Binding of Actinobacillus actinomycetemcomitans lipopolysaccharides to Peptostreptococcus micros stimulates tumor necrosis factor alpha production by macrophage-like cells.

作者信息

Yoshioka M, Grenier D, Mayrand D

机构信息

Department of Preventive Dentistry, School of Dentistry, University of Tokushima, Tokushima, Japan.

出版信息

Oral Microbiol Immunol. 2005 Apr;20(2):118-21. doi: 10.1111/j.1399-302X.2004.00204.x.

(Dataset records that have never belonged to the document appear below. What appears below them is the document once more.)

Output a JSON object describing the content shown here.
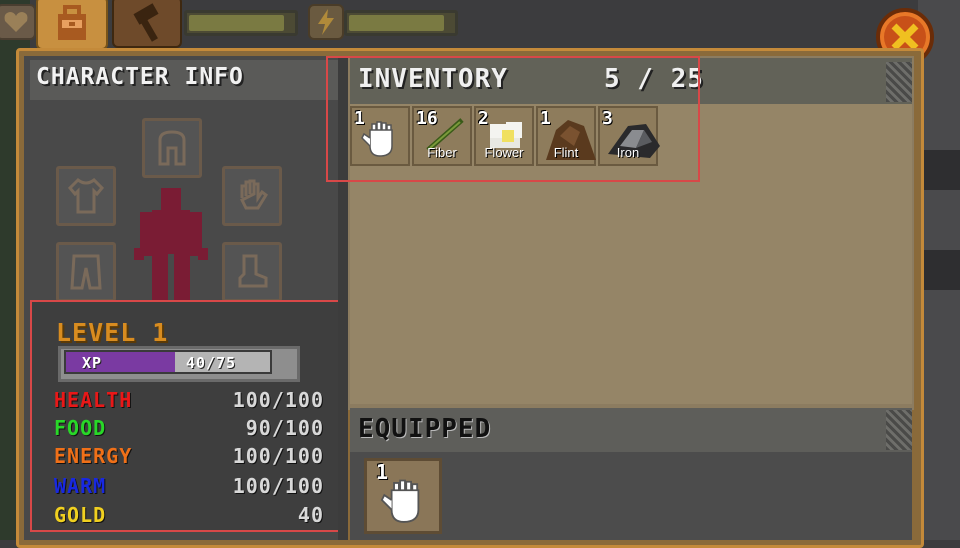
{
  "top_bar": {
    "icons": [
      "heart-icon",
      "backpack-icon",
      "hammer-icon",
      "lightning-icon",
      "close-icon"
    ],
    "health_bar_fraction": 0.88,
    "energy_bar_fraction": 0.88
  },
  "character": {
    "title": "CHARACTER INFO",
    "slots": [
      "helmet-slot-icon",
      "shirt-slot-icon",
      "glove-slot-icon",
      "pants-slot-icon",
      "boot-slot-icon"
    ],
    "level_label": "LEVEL 1",
    "xp": {
      "label": "XP",
      "value": "40/75",
      "fraction": 0.533
    },
    "stats": [
      {
        "label": "HEALTH",
        "value": "100/100",
        "color": "#e81818"
      },
      {
        "label": "FOOD",
        "value": "90/100",
        "color": "#28d828"
      },
      {
        "label": "ENERGY",
        "value": "100/100",
        "color": "#f07018"
      },
      {
        "label": "WARM",
        "value": "100/100",
        "color": "#1828e0"
      },
      {
        "label": "GOLD",
        "value": "40",
        "color": "#f0d020"
      }
    ]
  },
  "inventory": {
    "title": "INVENTORY",
    "count": "5 / 25",
    "items": [
      {
        "count": "1",
        "name": "",
        "icon": "fist-icon"
      },
      {
        "count": "16",
        "name": "Fiber",
        "icon": "fiber-icon"
      },
      {
        "count": "2",
        "name": "Flower",
        "icon": "flower-icon"
      },
      {
        "count": "1",
        "name": "Flint",
        "icon": "flint-icon"
      },
      {
        "count": "3",
        "name": "Iron",
        "icon": "iron-icon"
      }
    ]
  },
  "equipped": {
    "title": "EQUIPPED",
    "item": {
      "count": "1",
      "icon": "fist-icon"
    }
  }
}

DOI:10.1111/j.1399-302X.2004.00204.x
PMID:15720573
Abstract

Peptostreptococcus micros is a gram-positive bacterium that has been associated with periodontitis and endodontic infections. In this study, we hypothesized that P. micros binds the immunomodulating component lipopolysaccharide derived from gram-negative bacteria to increase its capacity to stimulate cytokine production by host cells. The ability of P. micros to bind Actinobacillus actinomycetemcomitans lipopolysaccharide was demonstrated by an enzyme-linked immunosorbent assay and by immunoelectron microscopy. Pretreatment of P. micros cells with A. actinomycetemcomitans lipopolysaccharide was associated with a 49-fold increase in tumor necrosis factor alpha production by human monocytic cells U937 differentiated into adherent macrophages, compared to the stimulation with untreated P. micros. This effect was suppressed by incorporating polymyxin B, a lipid A-binding substance, during treatment of macrophage-like cells with lipopolysaccharide-coated P. micros cells. This is the first study reporting a binding interaction between lipopolysaccharide and a gram-positive bacterium. This interaction represents a new mechanism that could promote the inflammatory response during periodontitis.

摘要

微小消化链球菌是一种革兰氏阳性菌,与牙周炎和牙髓感染有关。在本研究中,我们假设微小消化链球菌结合源自革兰氏阴性菌的免疫调节成分脂多糖,以增加其刺激宿主细胞产生细胞因子的能力。通过酶联免疫吸附测定和免疫电子显微镜证实了微小消化链球菌结合伴放线放线杆菌脂多糖的能力。与未处理的微小消化链球菌刺激相比,用伴放线放线杆菌脂多糖预处理微小消化链球菌细胞后,分化为贴壁巨噬细胞的人单核细胞U937产生的肿瘤坏死因子α增加了49倍。在用脂多糖包被的微小消化链球菌细胞处理巨噬样细胞的过程中加入多粘菌素B(一种脂质A结合物质)可抑制这种效应。这是第一项报道脂多糖与革兰氏阳性菌之间存在结合相互作用的研究。这种相互作用代表了一种可能促进牙周炎炎症反应的新机制。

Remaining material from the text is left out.